Zum Artikel „Visa-Erleichterungen sollen Fachkräfte locken“ (Politikteil):

Der Fachkräftemangel ist absolut hausgemacht. Nicht einmal mehr 20 Prozent der Betriebe in Deutschland bilden noch aus. Vor allem große Unternehmen und Konzerne bilden wenig oder gar nicht mehr aus. Schon Anfang der 1980er- Jahre versuchte die damalige Regierung „Schmidt“ dem entgegenzuwirken.
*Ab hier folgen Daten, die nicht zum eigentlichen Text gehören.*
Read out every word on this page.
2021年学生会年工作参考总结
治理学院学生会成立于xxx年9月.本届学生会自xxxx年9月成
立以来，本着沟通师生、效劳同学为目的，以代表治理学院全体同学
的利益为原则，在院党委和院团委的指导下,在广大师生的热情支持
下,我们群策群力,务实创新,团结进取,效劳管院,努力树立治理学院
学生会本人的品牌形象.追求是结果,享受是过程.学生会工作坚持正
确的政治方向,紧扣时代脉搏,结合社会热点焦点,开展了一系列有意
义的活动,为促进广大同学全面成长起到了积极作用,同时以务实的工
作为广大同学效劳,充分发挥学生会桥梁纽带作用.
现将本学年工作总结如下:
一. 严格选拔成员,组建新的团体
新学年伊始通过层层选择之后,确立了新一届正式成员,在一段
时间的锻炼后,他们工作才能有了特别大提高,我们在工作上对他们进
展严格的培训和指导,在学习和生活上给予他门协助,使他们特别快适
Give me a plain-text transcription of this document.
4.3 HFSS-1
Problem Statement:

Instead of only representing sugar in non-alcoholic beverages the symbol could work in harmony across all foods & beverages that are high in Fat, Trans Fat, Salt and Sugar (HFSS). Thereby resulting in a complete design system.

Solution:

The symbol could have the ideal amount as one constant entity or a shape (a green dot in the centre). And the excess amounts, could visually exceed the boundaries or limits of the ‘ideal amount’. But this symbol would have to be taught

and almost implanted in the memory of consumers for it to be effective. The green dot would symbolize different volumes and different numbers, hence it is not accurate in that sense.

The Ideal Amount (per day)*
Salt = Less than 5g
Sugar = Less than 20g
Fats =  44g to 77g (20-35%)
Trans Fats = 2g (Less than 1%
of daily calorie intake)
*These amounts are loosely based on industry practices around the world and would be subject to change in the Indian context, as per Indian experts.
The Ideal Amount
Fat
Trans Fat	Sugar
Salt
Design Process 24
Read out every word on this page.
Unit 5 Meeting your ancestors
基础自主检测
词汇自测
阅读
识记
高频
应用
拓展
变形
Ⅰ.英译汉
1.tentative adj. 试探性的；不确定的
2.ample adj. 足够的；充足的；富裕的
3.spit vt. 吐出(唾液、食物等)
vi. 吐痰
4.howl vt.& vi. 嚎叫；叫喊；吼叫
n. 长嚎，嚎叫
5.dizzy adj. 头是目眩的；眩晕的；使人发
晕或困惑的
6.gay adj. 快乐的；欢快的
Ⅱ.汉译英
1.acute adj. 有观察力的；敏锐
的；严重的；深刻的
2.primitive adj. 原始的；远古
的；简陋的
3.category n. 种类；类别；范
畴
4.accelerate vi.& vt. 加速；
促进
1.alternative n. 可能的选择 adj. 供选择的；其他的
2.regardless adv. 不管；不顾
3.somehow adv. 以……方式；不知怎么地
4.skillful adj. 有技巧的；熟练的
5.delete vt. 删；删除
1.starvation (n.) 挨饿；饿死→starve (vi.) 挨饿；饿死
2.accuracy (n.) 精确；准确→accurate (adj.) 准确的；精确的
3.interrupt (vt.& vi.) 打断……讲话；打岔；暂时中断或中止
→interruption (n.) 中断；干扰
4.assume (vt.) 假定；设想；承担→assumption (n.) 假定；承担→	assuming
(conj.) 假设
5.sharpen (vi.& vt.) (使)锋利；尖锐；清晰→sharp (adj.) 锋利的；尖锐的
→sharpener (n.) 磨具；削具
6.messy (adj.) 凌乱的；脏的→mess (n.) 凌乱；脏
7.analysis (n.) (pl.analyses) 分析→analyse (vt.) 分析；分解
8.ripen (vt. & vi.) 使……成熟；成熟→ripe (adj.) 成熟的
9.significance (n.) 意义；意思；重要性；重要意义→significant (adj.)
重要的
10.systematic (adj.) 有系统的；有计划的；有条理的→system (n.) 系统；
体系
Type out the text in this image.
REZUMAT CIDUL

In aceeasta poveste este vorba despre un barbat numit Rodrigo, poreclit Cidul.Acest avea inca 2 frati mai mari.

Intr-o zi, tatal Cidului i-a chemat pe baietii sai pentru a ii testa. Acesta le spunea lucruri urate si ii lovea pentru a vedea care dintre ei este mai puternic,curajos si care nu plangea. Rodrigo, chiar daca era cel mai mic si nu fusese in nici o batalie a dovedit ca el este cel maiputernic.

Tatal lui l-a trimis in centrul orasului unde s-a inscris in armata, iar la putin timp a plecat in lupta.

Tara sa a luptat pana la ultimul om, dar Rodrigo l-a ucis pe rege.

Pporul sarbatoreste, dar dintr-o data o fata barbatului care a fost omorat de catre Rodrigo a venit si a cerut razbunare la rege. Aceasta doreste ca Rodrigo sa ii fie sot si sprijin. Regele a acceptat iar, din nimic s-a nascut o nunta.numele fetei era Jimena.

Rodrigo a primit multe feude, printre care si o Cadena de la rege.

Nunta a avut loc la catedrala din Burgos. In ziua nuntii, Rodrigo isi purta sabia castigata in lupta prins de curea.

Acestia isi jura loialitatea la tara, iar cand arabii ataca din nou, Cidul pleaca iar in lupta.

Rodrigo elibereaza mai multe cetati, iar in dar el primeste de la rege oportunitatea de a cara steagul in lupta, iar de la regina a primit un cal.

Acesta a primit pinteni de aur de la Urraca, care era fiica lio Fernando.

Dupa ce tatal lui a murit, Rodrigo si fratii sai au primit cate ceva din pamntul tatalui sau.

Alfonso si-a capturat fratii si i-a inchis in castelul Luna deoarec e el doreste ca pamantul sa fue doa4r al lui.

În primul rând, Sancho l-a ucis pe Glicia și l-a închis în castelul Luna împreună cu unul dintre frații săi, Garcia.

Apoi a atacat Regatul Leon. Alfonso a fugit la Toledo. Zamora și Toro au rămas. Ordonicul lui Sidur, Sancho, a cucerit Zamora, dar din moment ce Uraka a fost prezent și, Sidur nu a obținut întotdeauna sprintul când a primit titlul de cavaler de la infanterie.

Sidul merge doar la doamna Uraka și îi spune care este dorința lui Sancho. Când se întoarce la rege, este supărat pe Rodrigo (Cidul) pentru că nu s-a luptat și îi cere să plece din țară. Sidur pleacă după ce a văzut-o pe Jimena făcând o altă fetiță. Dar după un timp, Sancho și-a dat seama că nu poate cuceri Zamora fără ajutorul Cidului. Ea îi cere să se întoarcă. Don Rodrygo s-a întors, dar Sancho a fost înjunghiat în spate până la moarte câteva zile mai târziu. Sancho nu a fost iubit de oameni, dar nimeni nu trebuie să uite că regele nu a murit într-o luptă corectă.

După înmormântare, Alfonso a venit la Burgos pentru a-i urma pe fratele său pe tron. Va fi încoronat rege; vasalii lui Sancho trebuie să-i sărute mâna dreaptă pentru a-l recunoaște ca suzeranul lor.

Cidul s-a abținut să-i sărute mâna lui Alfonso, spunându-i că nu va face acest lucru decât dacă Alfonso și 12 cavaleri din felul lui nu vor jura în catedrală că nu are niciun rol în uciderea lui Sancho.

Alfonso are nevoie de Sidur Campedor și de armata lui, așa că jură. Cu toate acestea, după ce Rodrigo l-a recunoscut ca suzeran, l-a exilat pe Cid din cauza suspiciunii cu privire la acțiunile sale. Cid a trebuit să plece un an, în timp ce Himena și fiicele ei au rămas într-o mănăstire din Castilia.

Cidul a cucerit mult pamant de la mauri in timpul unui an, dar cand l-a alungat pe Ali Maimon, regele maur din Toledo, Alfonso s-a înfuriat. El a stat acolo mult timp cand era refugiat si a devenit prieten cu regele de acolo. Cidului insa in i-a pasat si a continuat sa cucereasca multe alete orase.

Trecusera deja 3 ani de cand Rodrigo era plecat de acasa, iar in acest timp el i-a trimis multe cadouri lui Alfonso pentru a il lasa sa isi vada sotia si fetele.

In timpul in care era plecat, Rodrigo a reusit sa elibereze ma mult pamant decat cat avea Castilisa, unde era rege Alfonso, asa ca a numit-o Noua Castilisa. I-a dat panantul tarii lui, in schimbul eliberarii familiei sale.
Wer nicht ausbildet, der sollte eine Berufsausbildungsabgabe als Strafe zahlen, das sollte über das Ausbildungsplatzförderungsgesetz geregelt werden.

Dieses Thema wurde nochmals 1993 unter Bundeskanzler Helmut Kohl und 2003 unter Bundeskanzler Gerhard Schröder aufgegriffen. Jedes Mal lief die Wirtschaft Sturm dagegen, redete von Zwangsmaßnahmen und Strafsteuer, behauptete, das reguliert sich selber. Also wurde das Gesetz nie ratifiziert. Und was dabei he rausgekommen ist, das sieht man jetzt. Eine absolute Katastrophe ist, dass durch die Fachkräfteeinwanderung aus nicht EU-Ländern das Lohngefüge in Deutschland noch einmal nach unten gedrückt wird.